Analysis of the lung pathology and alveolar macrophage function in the acid sphingomyelinase-deficient mouse model of Niemann-Pick disease

Types A and B Niemann-Pick disease (NPD) are lipid storage diseases caused by the deficient activity of the lysosomal enzyme, acid sphingomyelinase (ASM). Type B NPD is associated with progressive pulmonary function decline and frequent respiratory infections. ASM knock-out (ASMKO) mice are available as a model for NPD, but the lung pathology in these mice has not been adequately characterized. This study shows that by 10 weeks of age ASMKO mice have a significantly higher number of cells in their pulmonary airspaces than normal mice, consisting primarily of enlarged and often multinucleated macrophages. These mice also have much higher levels of sphingomyelin in their airspaces at 10 weeks of age, and both cell numbers and sphingomyelin concentrations remain elevated until 26 weeks of age. In these older mice an increased number of neutrophils is also seen. The alveolar cell population in the ASMKO mice produces less superoxide when stimulated, but this can be corrected by providing recombinant ASM to the culture media.

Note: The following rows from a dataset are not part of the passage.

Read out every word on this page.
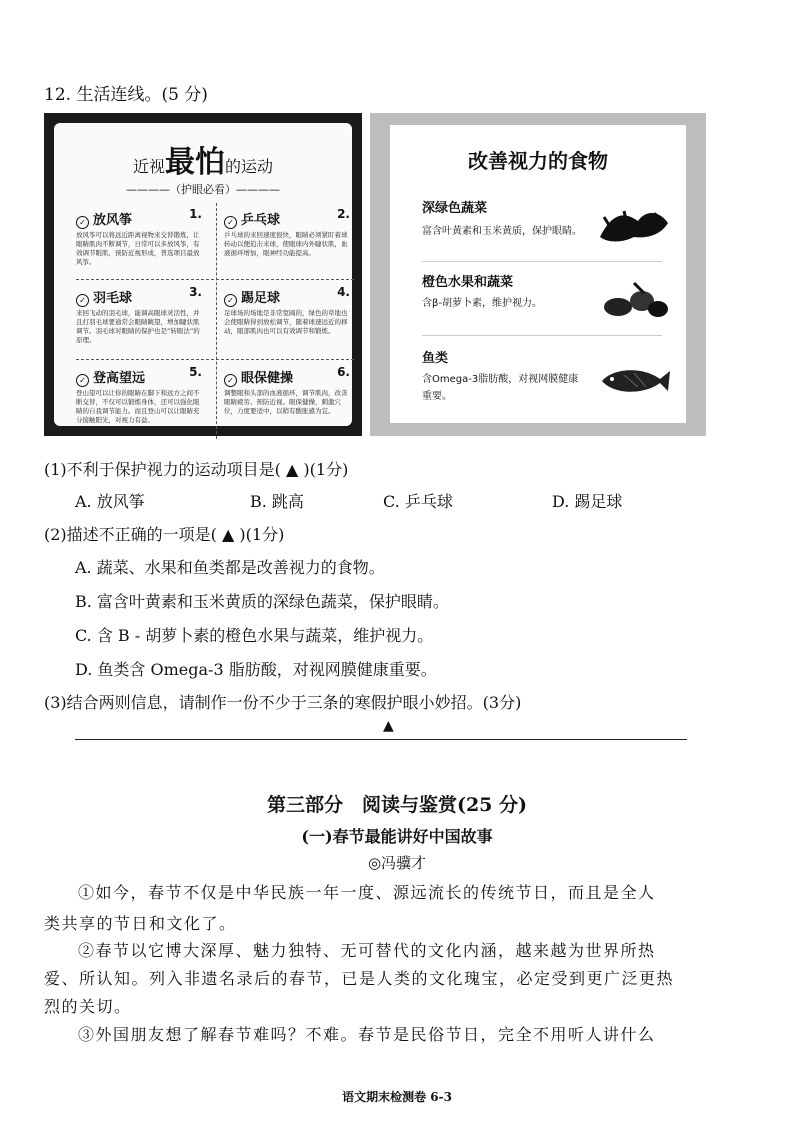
12. 生活连线。(5 分)
近视最怕的运动
————（护眼必看）————
✓ 放风筝	1.
放风筝可以将远近距离视物来交替锻炼，让眼睛肌肉不断调节，日常可以多放风筝，有效调节眼肌，预防近视形成，普选项目最放风筝。
✓ 乒乓球	2.
乒乓球的来回速度很快，眼睛必须紧盯着球转动以便追击来球，使眼球内外睫状肌，血液循环增加，眼神经功能提高。
✓ 羽毛球	3.
来回飞动的羽毛球，能调高眼球灵活性，并且打羽毛球要通常会眼睛眺望，增加睫状肌调节。羽毛球对眼睛的保护也是“转眼法”的原理。
✓ 踢足球	4.
足球场的场地是非常宽阔的，绿色的草地也会使眼睛得到放松调节，随着球速远近的移动，眼部肌肉也可以有效调节和锻炼。
✓ 登高望远	5.
登山望可以让你的眼睛在脚下和远方之间不断交替，不仅可以锻炼身体，还可以强化眼睛的自我调节能力。而且登山可以让眼睛充分接触阳光，对视力有益。
✓ 眼保健操	6.
调整眼和头部的血液循环，调节肌肉，改善眼睛疲劳。预防近视。眼保健操，刺激穴位，力度要适中，以稍有酸胀感为宜。
改善视力的食物
深绿色蔬菜
富含叶黄素和玉米黄质，保护眼睛。
橙色水果和蔬菜
含β-胡萝卜素，维护视力。
鱼类
含Omega-3脂肪酸，对视网膜健康重要。
(1)不利于保护视力的运动项目是( ▲ )(1分)
A. 放风筝	B. 跳高	C. 乒乓球	D. 踢足球
(2)描述不正确的一项是( ▲ )(1分)
A. 蔬菜、水果和鱼类都是改善视力的食物。
B. 富含叶黄素和玉米黄质的深绿色蔬菜，保护眼睛。
C. 含 B - 胡萝卜素的橙色水果与蔬菜，维护视力。
D. 鱼类含 Omega-3 脂肪酸，对视网膜健康重要。
(3)结合两则信息，请制作一份不少于三条的寒假护眼小妙招。(3分)
▲
第三部分　阅读与鉴赏(25 分)
(一)春节最能讲好中国故事
◎冯骥才
①如今，春节不仅是中华民族一年一度、源远流长的传统节日，而且是全人
类共享的节日和文化了。
②春节以它博大深厚、魅力独特、无可替代的文化内涵，越来越为世界所热
爱、所认知。列入非遗名录后的春节，已是人类的文化瑰宝，必定受到更广泛更热
烈的关切。
③外国朋友想了解春节难吗？不难。春节是民俗节日，完全不用听人讲什么
语文期末检测卷 6-3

Elevated levels of the chemokines macrophage inflammatory protein-2 and macrophage inflammatory protein-1α were also present in the bronchoalveolar lavage fluid of ASMKO mice, and this correlated with increased production of these chemokines by cultured macrophages and enhanced immunostaining in situ. Also, lung histology showed increased cellularity in the alveolar walls of ASMKO mice, but no evidence of fibrosis. Ultrastructural analysis of the lungs showed that the ASMKO mice have similar pathologic features to human NPD patients, with variable lipid storage evident in type I pneumocytes, endothelial cells, and airway ciliated epithelia. The alveolar macrophage, however, was the most dramatically affected cell type in both mice and humans. These studies indicate that the ASMKO mice can be used as a model to study the lung pathology associated with NPD, and demonstrate that the cellular and biochemical analysis of pulmonary airspaces may be a useful approach to monitoring disease progression and/or treatment.